For our purposes a node is a data structure that can have a concept of its relationship to its neighbor(s). A group of these nodes with relationships to each other become a tree. Now, as with most of the point of discussion, there are tons of other areas of study and topic of discussion in this area of computer science and I encourage you to continue forward in checking out all the neat stuff people do with nodes and trees but, like so many of the things covered in this post, I aim to keep it simple.
So with that I have here a simple node example in C#
public class Node
{
public string Value{get;set;}
public Node Right {get;set;}
}
At its heart that is pretty much it. The more interesting pieces or on how one goes about navigating these things. Not a lot too that either ... in C#
public static Node MoveRight(this Node node)
{
return node.Right;
}
Note* that this does not account for Null nodes. It will break on a null node and throw a null ref exception.
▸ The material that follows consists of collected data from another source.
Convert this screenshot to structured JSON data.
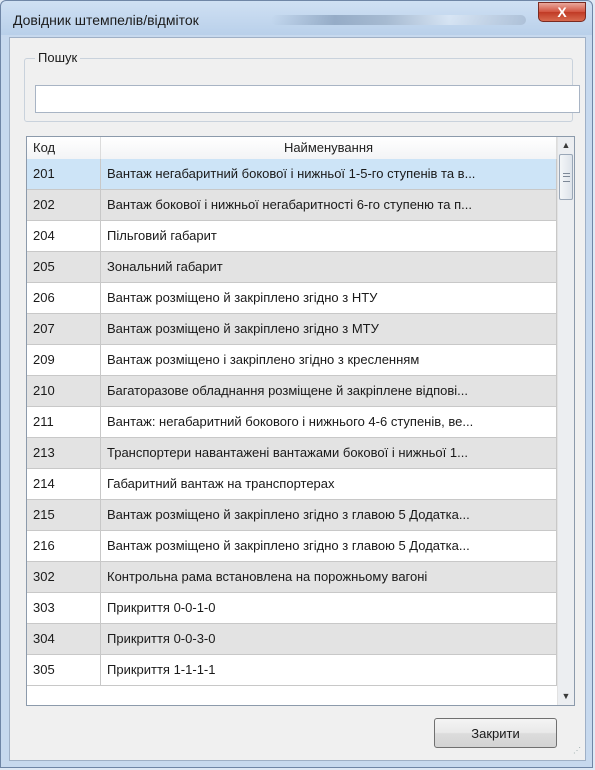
{
  "window": {
    "title": "Довідник штемпелів/відміток",
    "close_glyph": "X"
  },
  "search": {
    "group_label": "Пошук",
    "value": "",
    "placeholder": ""
  },
  "table": {
    "columns": [
      "Код",
      "Найменування"
    ],
    "selected_row": 0,
    "rows": [
      {
        "code": "201",
        "name": "Вантаж негабаритний бокової і нижньої 1-5-го ступенів та в..."
      },
      {
        "code": "202",
        "name": "Вантаж бокової і нижньої негабаритності 6-го ступеню та п..."
      },
      {
        "code": "204",
        "name": "Пільговий габарит"
      },
      {
        "code": "205",
        "name": "Зональний габарит"
      },
      {
        "code": "206",
        "name": "Вантаж розміщено й закріплено  згідно з НТУ"
      },
      {
        "code": "207",
        "name": "Вантаж розміщено й закріплено  згідно з МТУ"
      },
      {
        "code": "209",
        "name": "Вантаж розміщено і закріплено згідно з  кресленням"
      },
      {
        "code": "210",
        "name": "Багаторазове обладнання розміщене й закріплене  відпові..."
      },
      {
        "code": "211",
        "name": "Вантаж: негабаритний бокового і нижнього 4-6 ступенів, ве..."
      },
      {
        "code": "213",
        "name": "Транспортери навантажені  вантажами бокової і нижньої 1..."
      },
      {
        "code": "214",
        "name": "Габаритний вантаж на транспортерах"
      },
      {
        "code": "215",
        "name": "Вантаж розміщено й закріплено згідно з главою 5 Додатка..."
      },
      {
        "code": "216",
        "name": "Вантаж розміщено й закріплено згідно з главою 5 Додатка..."
      },
      {
        "code": "302",
        "name": "Контрольна рама встановлена на порожньому вагоні"
      },
      {
        "code": "303",
        "name": "Прикриття 0-0-1-0"
      },
      {
        "code": "304",
        "name": "Прикриття 0-0-3-0"
      },
      {
        "code": "305",
        "name": "Прикриття 1-1-1-1"
      }
    ]
  },
  "footer": {
    "close_label": "Закрити"
  },
  "icons": {
    "scroll_up": "scroll-up-arrow-icon",
    "scroll_down": "scroll-down-arrow-icon",
    "close": "close-icon"
  },
  "colors": {
    "selected_row": "#cde4f7",
    "alt_row": "#e3e3e3",
    "close_button": "#c9402b"
  }
}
If you indented to navigate to the last node in a tree it would just be a matter of recursion. //goes to the last node in the tree
public static Node GetRightMostNode(Node node)
{
while(node.Value!=null)
{
node = node.MoveRight();
}
return node;
}
Same thing if I wanted to get all the values in a tree
public static string GetValues(Node node)
{
StringBuilder sb = new StringBuilder();
while (node.Value!=null)
{
sb.Append(node.Value);
node = node.Right;
}
return sb.ToString();
}
Converting a collection of strings to nodes
public static void RecurseSet(this Node node, List<string> vals)
{
Node tNode;
for(var i=0;i<vals.Count();i++)
{
tNode = new Node();
tNode.Value = vals[i];
node.Right = tNode;
vals.Remove(vals[i]);
RecurseSet(tNode,vals);
}
}
Here is a link to the full example typed up in linqpad.
Taking it Home
Armed with additional node and tree xp lets go back and preform some "augmentations" to our condition class.
We now have...
public class Condition
{
public int Order {get;set;}
public string expression {get;set;}
public LogicalOperator LogicalOperator {get;set;}
public bool HasNot{get;set;}
public Condition Right {get;set;}
}
Note* the order was used as a means of validating the order of the node tree from the token collection and is completely optional. The traversal methods are just about the same.
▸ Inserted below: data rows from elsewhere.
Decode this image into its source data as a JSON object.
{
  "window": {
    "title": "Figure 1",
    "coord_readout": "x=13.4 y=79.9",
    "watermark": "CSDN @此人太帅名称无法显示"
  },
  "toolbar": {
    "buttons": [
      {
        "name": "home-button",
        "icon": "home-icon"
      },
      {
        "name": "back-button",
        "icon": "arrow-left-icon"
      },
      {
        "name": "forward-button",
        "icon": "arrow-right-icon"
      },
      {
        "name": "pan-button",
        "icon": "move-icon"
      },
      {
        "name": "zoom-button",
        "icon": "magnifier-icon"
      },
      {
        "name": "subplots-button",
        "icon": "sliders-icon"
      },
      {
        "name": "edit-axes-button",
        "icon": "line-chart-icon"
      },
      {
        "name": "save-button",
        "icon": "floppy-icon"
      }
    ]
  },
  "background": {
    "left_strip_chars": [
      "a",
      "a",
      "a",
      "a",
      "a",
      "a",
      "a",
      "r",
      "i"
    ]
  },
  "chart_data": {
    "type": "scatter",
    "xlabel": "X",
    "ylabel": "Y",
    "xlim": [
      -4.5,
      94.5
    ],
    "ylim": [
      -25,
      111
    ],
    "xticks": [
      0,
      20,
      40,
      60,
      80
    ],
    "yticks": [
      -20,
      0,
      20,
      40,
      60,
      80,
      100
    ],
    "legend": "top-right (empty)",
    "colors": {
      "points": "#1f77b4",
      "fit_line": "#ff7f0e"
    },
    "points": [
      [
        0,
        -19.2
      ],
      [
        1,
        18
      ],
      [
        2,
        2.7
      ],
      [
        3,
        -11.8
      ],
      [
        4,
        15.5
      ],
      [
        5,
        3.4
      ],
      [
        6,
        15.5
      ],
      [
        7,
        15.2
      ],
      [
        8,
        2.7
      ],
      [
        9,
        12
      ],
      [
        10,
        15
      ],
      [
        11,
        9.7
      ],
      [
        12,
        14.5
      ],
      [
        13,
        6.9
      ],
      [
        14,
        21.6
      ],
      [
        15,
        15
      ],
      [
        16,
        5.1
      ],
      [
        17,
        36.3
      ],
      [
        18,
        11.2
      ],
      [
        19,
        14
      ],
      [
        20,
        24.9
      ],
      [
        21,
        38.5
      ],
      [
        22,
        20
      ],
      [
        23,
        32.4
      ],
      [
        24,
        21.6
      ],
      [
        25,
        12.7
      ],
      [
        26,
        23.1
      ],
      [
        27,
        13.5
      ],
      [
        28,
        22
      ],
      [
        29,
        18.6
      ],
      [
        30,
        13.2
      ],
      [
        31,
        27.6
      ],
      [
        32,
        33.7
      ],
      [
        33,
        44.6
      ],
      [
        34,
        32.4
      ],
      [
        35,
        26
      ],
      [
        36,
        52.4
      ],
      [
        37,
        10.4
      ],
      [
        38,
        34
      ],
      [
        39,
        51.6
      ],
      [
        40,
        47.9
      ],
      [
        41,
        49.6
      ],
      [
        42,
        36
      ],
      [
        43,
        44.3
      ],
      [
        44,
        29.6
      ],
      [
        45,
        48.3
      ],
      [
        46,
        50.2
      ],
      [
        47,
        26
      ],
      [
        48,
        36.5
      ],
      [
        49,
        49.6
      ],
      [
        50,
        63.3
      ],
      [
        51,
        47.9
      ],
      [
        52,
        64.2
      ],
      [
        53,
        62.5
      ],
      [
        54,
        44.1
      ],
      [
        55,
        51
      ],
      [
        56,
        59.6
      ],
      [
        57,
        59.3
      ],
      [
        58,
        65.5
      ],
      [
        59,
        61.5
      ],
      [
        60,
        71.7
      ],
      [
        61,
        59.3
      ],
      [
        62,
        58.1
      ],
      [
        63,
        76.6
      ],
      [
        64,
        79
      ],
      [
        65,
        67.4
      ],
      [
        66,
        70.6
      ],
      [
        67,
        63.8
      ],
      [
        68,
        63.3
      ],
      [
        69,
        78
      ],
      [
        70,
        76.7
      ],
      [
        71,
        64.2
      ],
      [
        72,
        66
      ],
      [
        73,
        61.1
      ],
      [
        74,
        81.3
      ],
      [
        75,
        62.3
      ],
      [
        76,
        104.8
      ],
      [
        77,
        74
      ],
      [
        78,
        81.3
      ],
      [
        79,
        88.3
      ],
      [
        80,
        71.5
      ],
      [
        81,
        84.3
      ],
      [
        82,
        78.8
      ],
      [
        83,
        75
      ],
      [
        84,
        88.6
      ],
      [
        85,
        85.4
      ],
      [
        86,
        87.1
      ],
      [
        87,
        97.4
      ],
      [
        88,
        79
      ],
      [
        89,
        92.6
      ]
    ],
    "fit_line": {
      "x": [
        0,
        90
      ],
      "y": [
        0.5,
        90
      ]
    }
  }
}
public static Condition MoveRight(this Condition node)
{
return node.Right;
}
Finally we just need to Transform our tree into whatever form we require. In this case we will be using it to build out our C# expression's if statement .... just because.
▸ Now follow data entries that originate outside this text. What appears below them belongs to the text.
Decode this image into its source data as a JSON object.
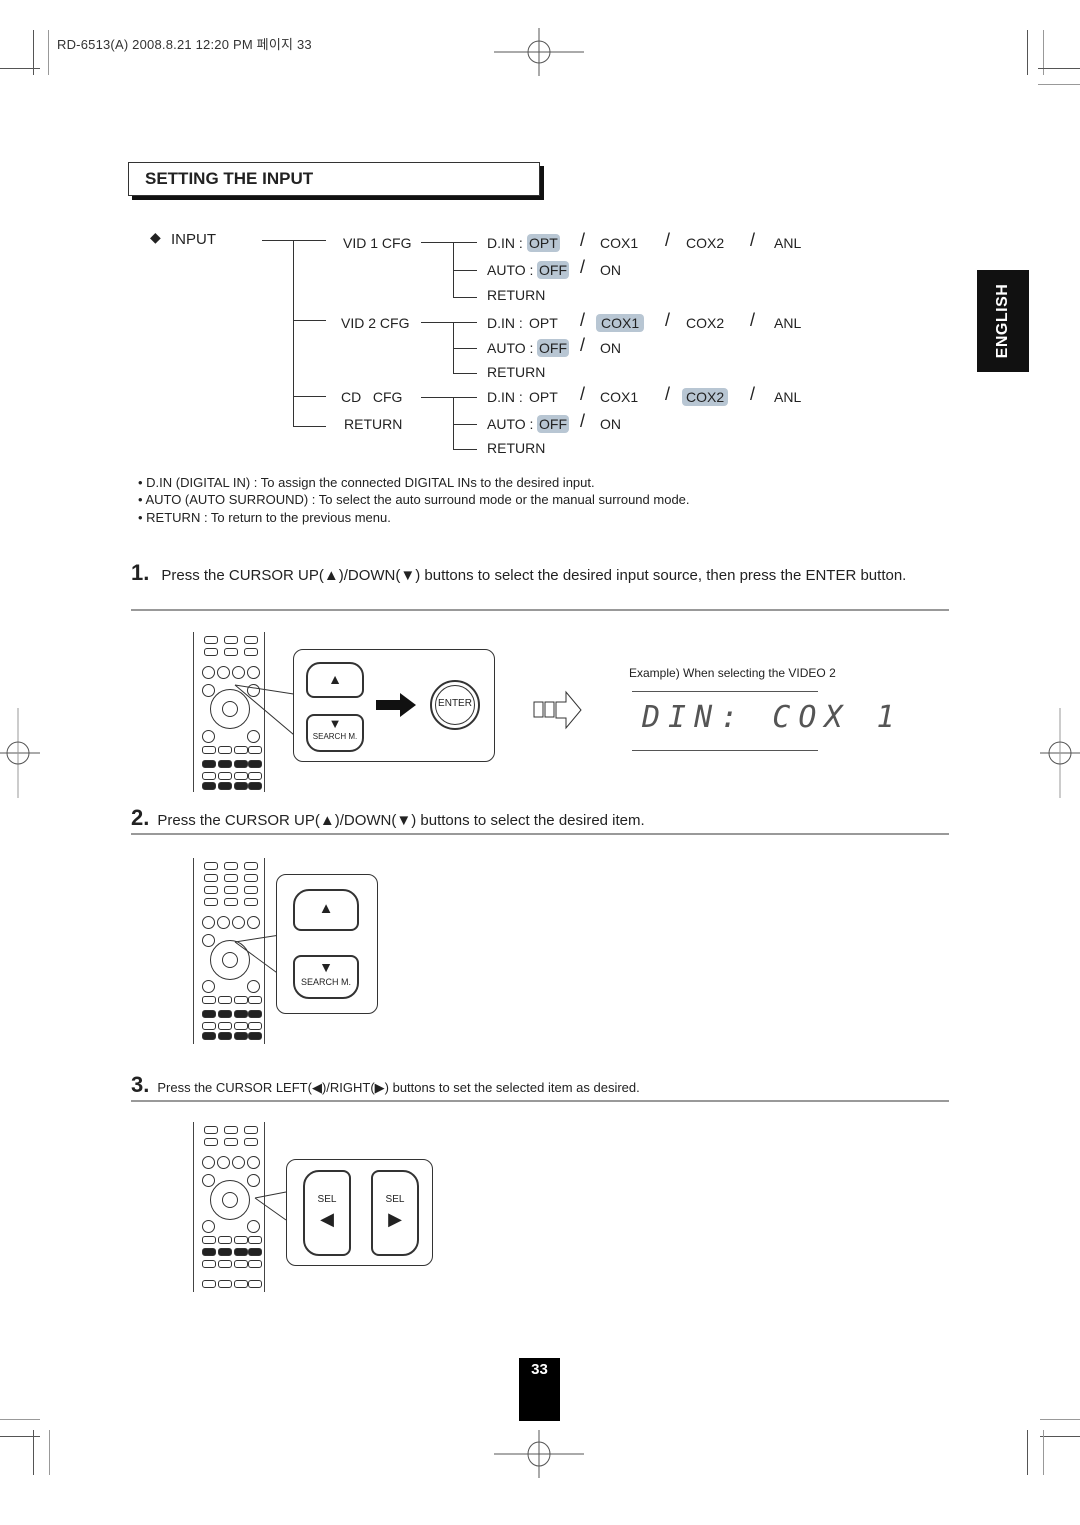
{
  "header": {
    "meta": "RD-6513(A)  2008.8.21  12:20 PM  페이지 33"
  },
  "section": {
    "title": "SETTING THE INPUT",
    "language_tab": "ENGLISH"
  },
  "menu_tree": {
    "root": "INPUT",
    "root_icon": "diamond-icon",
    "branches": [
      {
        "label": "VID 1 CFG",
        "items": [
          {
            "label": "D.IN :",
            "options": [
              "OPT",
              "COX1",
              "COX2",
              "ANL"
            ],
            "selected": "OPT"
          },
          {
            "label": "AUTO :",
            "options": [
              "OFF",
              "ON"
            ],
            "selected": "OFF"
          },
          {
            "label": "RETURN"
          }
        ]
      },
      {
        "label": "VID 2 CFG",
        "items": [
          {
            "label": "D.IN :",
            "options": [
              "OPT",
              "COX1",
              "COX2",
              "ANL"
            ],
            "selected": "COX1"
          },
          {
            "label": "AUTO :",
            "options": [
              "OFF",
              "ON"
            ],
            "selected": "OFF"
          },
          {
            "label": "RETURN"
          }
        ]
      },
      {
        "label": "CD   CFG",
        "items": [
          {
            "label": "D.IN :",
            "options": [
              "OPT",
              "COX1",
              "COX2",
              "ANL"
            ],
            "selected": "COX2"
          },
          {
            "label": "AUTO :",
            "options": [
              "OFF",
              "ON"
            ],
            "selected": "OFF"
          },
          {
            "label": "RETURN"
          }
        ]
      },
      {
        "label": "RETURN"
      }
    ],
    "separator": "/"
  },
  "notes": [
    "• D.IN (DIGITAL IN) : To assign the connected DIGITAL INs to the desired input.",
    "• AUTO (AUTO SURROUND) : To select the auto surround mode or the manual surround mode.",
    "• RETURN : To return to the previous menu."
  ],
  "steps": [
    {
      "number": "1.",
      "text": "Press the CURSOR UP(▲)/DOWN(▼) buttons to select the desired input source, then press the ENTER button."
    },
    {
      "number": "2.",
      "text": "Press the CURSOR UP(▲)/DOWN(▼) buttons to select the desired item."
    },
    {
      "number": "3.",
      "text": "Press the CURSOR LEFT(◀)/RIGHT(▶) buttons  to set the selected item as desired."
    }
  ],
  "illustrations": {
    "enter_label": "ENTER",
    "search_label": "SEARCH M.",
    "sel_label": "SEL",
    "up_glyph": "▲",
    "down_glyph": "▼",
    "left_glyph": "◀",
    "right_glyph": "▶",
    "example_caption": "Example) When selecting the VIDEO 2",
    "lcd_display": "DIN: COX 1"
  },
  "footer": {
    "page_number": "33"
  }
}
public static string CreateCode(Condition node)
{
StringBuilder sb = new StringBuilder();
sb.Append("if(");
while (node!=null)
{
if(node.HasNot)
{
sb.Append("!");
}
sb.Append("val.Contains==");
sb.Append("\""+node.expression+"\" ");
if(node.LogicalOperator!=LogicalOperator.None)
{
sb.Append(GetLogicOperationSymbol(node.LogicalOperator) +" ");
}
node = node.Right;
}
sb.Append(")");
sb.AppendLine("");
sb.AppendLine("{");
sb.AppendLine("//do stuff");
sb.AppendLine("}");
return sb.ToString();
}
public static string GetLogicOperationSymbol(LogicalOperator op)
{
var retval= "";
switch (op)
{
case LogicalOperator.And:
retval= "&&";
break;
case LogicalOperator.Or:
retval= "||";
break;
case LogicalOperator.Not:
retval= "!";
break;
default:
break;
}
return retval;
}
And that ladies and laddies is but one way of building out your own itty-bitty baby DSL.
Additional things I'd like to point out.
- Instead of a condition class the entire class could be split into node tokens with even simpler parts. This implementation works for me but you are more than free to experiment with more tree node goodness.
- There are tools out there such as
that preform many of the parsing and tokenizing related tasks mentioned in this post with ease and then some now that you have a handle on a hand rolled implementation.
I first learned about Mini-Languages, DSLs,among a ton of other awesome stuff reading The Art Of Unix Programming. A freely available book by Eric Steven Raymond(one of the godfathers of the open-source movement).